Like most lovers of historical fiction, I’m on constant lookout for a book into which I can completely disappear,
one that will engulf all my senses and, in effect, turn my couch into a time machine. I want the history to be accurate,
the characters to be compelling, and the story to make me reconsider preconceived notions about a period outside the
area of my expertise. Eva Stachniak’s The Winter Palace does all that in spectacular fashion.
The scandal, luxury, and political unrest rife in eighteenth century Russia provide a rich backdrop, and Stachniak
takes full advantage of all of it without sticking to the ordinary and expected. Instead of presenting Catherine the
Great at the peak of her powers, she gives us the infamous empress during her youth, when she was Sophie, a young German
duchess betrothed to the future Tsar Peter III. A not entirely welcome foreigner, Sophie is thrust into a court full of
corruption and deceit, where nothing is more important than have a source of reliable information.

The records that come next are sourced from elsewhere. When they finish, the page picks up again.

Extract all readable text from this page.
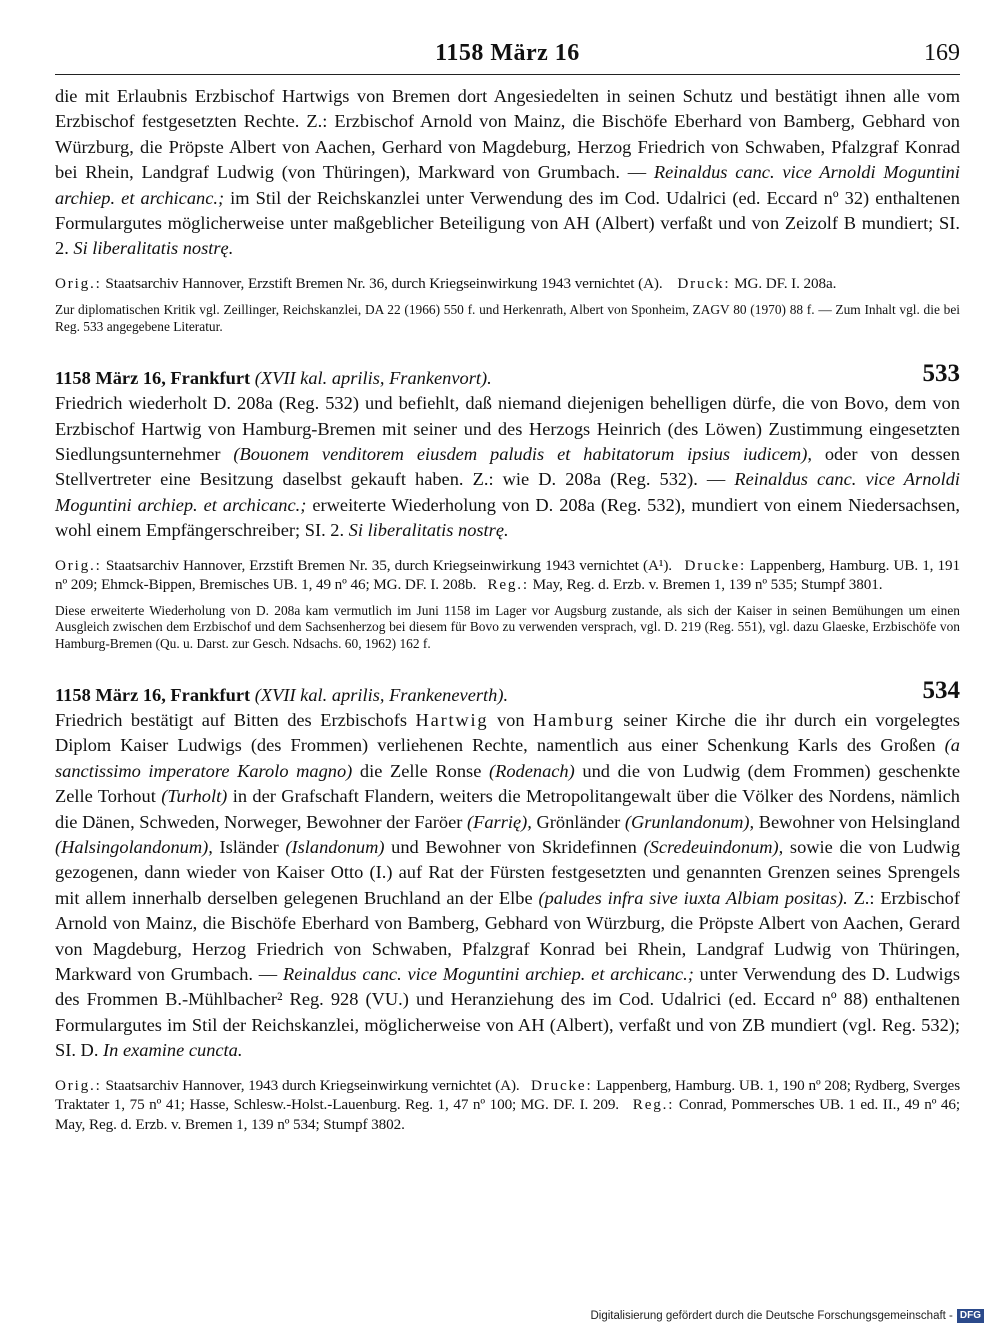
1158 März 16	169

die mit Erlaubnis Erzbischof Hartwigs von Bremen dort Angesiedelten in seinen Schutz und bestätigt ihnen alle vom Erzbischof festgesetzten Rechte. Z.: Erzbischof Arnold von Mainz, die Bischöfe Eberhard von Bamberg, Gebhard von Würzburg, die Pröpste Albert von Aachen, Gerhard von Magdeburg, Herzog Friedrich von Schwaben, Pfalzgraf Konrad bei Rhein, Landgraf Ludwig (von Thüringen), Markward von Grumbach. — Reinaldus canc. vice Arnoldi Moguntini archiep. et archicanc.; im Stil der Reichskanzlei unter Verwendung des im Cod. Udalrici (ed. Eccard nº 32) enthaltenen Formulargutes möglicherweise unter maßgeblicher Beteiligung von AH (Albert) verfaßt und von Zeizolf B mundiert; SI. 2. Si liberalitatis nostrę.

Orig.: Staatsarchiv Hannover, Erzstift Bremen Nr. 36, durch Kriegseinwirkung 1943 vernichtet (A). Druck: MG. DF. I. 208a.

Zur diplomatischen Kritik vgl. Zeillinger, Reichskanzlei, DA 22 (1966) 550 f. und Herkenrath, Albert von Sponheim, ZAGV 80 (1970) 88 f. — Zum Inhalt vgl. die bei Reg. 533 angegebene Literatur.

1158 März 16, Frankfurt (XVII kal. aprilis, Frankenvort).	533

Friedrich wiederholt D. 208a (Reg. 532) und befiehlt, daß niemand diejenigen behelligen dürfe, die von Bovo, dem von Erzbischof Hartwig von Hamburg-Bremen mit seiner und des Herzogs Heinrich (des Löwen) Zustimmung eingesetzten Siedlungsunternehmer (Bouonem venditorem eiusdem paludis et habitatorum ipsius iudicem), oder von dessen Stellvertreter eine Besitzung daselbst gekauft haben. Z.: wie D. 208a (Reg. 532). — Reinaldus canc. vice Arnoldi Moguntini archiep. et archicanc.; erweiterte Wiederholung von D. 208a (Reg. 532), mundiert von einem Niedersachsen, wohl einem Empfängerschreiber; SI. 2. Si liberalitatis nostrę.

Orig.: Staatsarchiv Hannover, Erzstift Bremen Nr. 35, durch Kriegseinwirkung 1943 vernichtet (A¹). Drucke: Lappenberg, Hamburg. UB. 1, 191 nº 209; Ehmck-Bippen, Bremisches UB. 1, 49 nº 46; MG. DF. I. 208b. Reg.: May, Reg. d. Erzb. v. Bremen 1, 139 nº 535; Stumpf 3801.

Diese erweiterte Wiederholung von D. 208a kam vermutlich im Juni 1158 im Lager vor Augsburg zustande, als sich der Kaiser in seinen Bemühungen um einen Ausgleich zwischen dem Erzbischof und dem Sachsenherzog bei diesem für Bovo zu verwenden versprach, vgl. D. 219 (Reg. 551), vgl. dazu Glaeske, Erzbischöfe von Hamburg-Bremen (Qu. u. Darst. zur Gesch. Ndsachs. 60, 1962) 162 f.

1158 März 16, Frankfurt (XVII kal. aprilis, Frankeneverth).	534

Friedrich bestätigt auf Bitten des Erzbischofs Hartwig von Hamburg seiner Kirche die ihr durch ein vorgelegtes Diplom Kaiser Ludwigs (des Frommen) verliehenen Rechte, namentlich aus einer Schenkung Karls des Großen (a sanctissimo imperatore Karolo magno) die Zelle Ronse (Rodenach) und die von Ludwig (dem Frommen) geschenkte Zelle Torhout (Turholt) in der Grafschaft Flandern, weiters die Metropolitangewalt über die Völker des Nordens, nämlich die Dänen, Schweden, Norweger, Bewohner der Faröer (Farrię), Grönländer (Grunlandonum), Bewohner von Helsingland (Halsingolandonum), Isländer (Islandonum) und Bewohner von Skridefinnen (Scredeuindonum), sowie die von Ludwig gezogenen, dann wieder von Kaiser Otto (I.) auf Rat der Fürsten festgesetzten und genannten Grenzen seines Sprengels mit allem innerhalb derselben gelegenen Bruchland an der Elbe (paludes infra sive iuxta Albiam positas). Z.: Erzbischof Arnold von Mainz, die Bischöfe Eberhard von Bamberg, Gebhard von Würzburg, die Pröpste Albert von Aachen, Gerard von Magdeburg, Herzog Friedrich von Schwaben, Pfalzgraf Konrad bei Rhein, Landgraf Ludwig von Thüringen, Markward von Grumbach. — Reinaldus canc. vice Moguntini archiep. et archicanc.; unter Verwendung des D. Ludwigs des Frommen B.-Mühlbacher² Reg. 928 (VU.) und Heranziehung des im Cod. Udalrici (ed. Eccard nº 88) enthaltenen Formulargutes im Stil der Reichskanzlei, möglicherweise von AH (Albert), verfaßt und von ZB mundiert (vgl. Reg. 532); SI. D. In examine cuncta.

Orig.: Staatsarchiv Hannover, 1943 durch Kriegseinwirkung vernichtet (A). Drucke: Lappenberg, Hamburg. UB. 1, 190 nº 208; Rydberg, Sverges Traktater 1, 75 nº 41; Hasse, Schlesw.-Holst.-Lauenburg. Reg. 1, 47 nº 100; MG. DF. I. 209. Reg.: Conrad, Pommersches UB. 1 ed. II., 49 nº 46; May, Reg. d. Erzb. v. Bremen 1, 139 nº 534; Stumpf 3802.

Digitalisierung gefördert durch die Deutsche Forschungsgemeinschaft - DFG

It is by taking
advantage of this circumstance that Stachniak gives her novel extra depth. Catherine is not the protagonist of The
Winter Palace. Stachniak tells her story through Barbara, a young woman whose heartbreaking life has led her to
employment as an ill-treated seamstress at the palace.
Until someone realizes she’d make a better spy.
Stachniak’s well-chosen protagonist enables her to give the novel a full and satisfying depiction of the Imperial
Court, seen not only through the eyes of the privileged nobility, but through a woman who is keenly aware of what goes
on above and below stairs. She brings to life the plight of the less fortunate and the delicate balance of truth and
lies necessary to survive in the murky labyrinth of Barbara’s world. Stachniak fills her novel with intricate
details--the opulence is all but tangible--but never does so at the expense of her story, which moves along at a clipped
pace. Her prose, lush and evocative, is as elegant as the fabled Amber Room at Catherine’s summer palace.
The Winter Palace should secure Stachniak a place among the best historical novelists. It is one of those rare books
that grabs the reader and won’t let go, one that begs to be read again, one that lingers pleasantly in the mind long
after the finishing the last page. And for me, it proved itself in a more simple way: the minute I closed the book, I
wanted to get my hands on everything else Stachniak has written.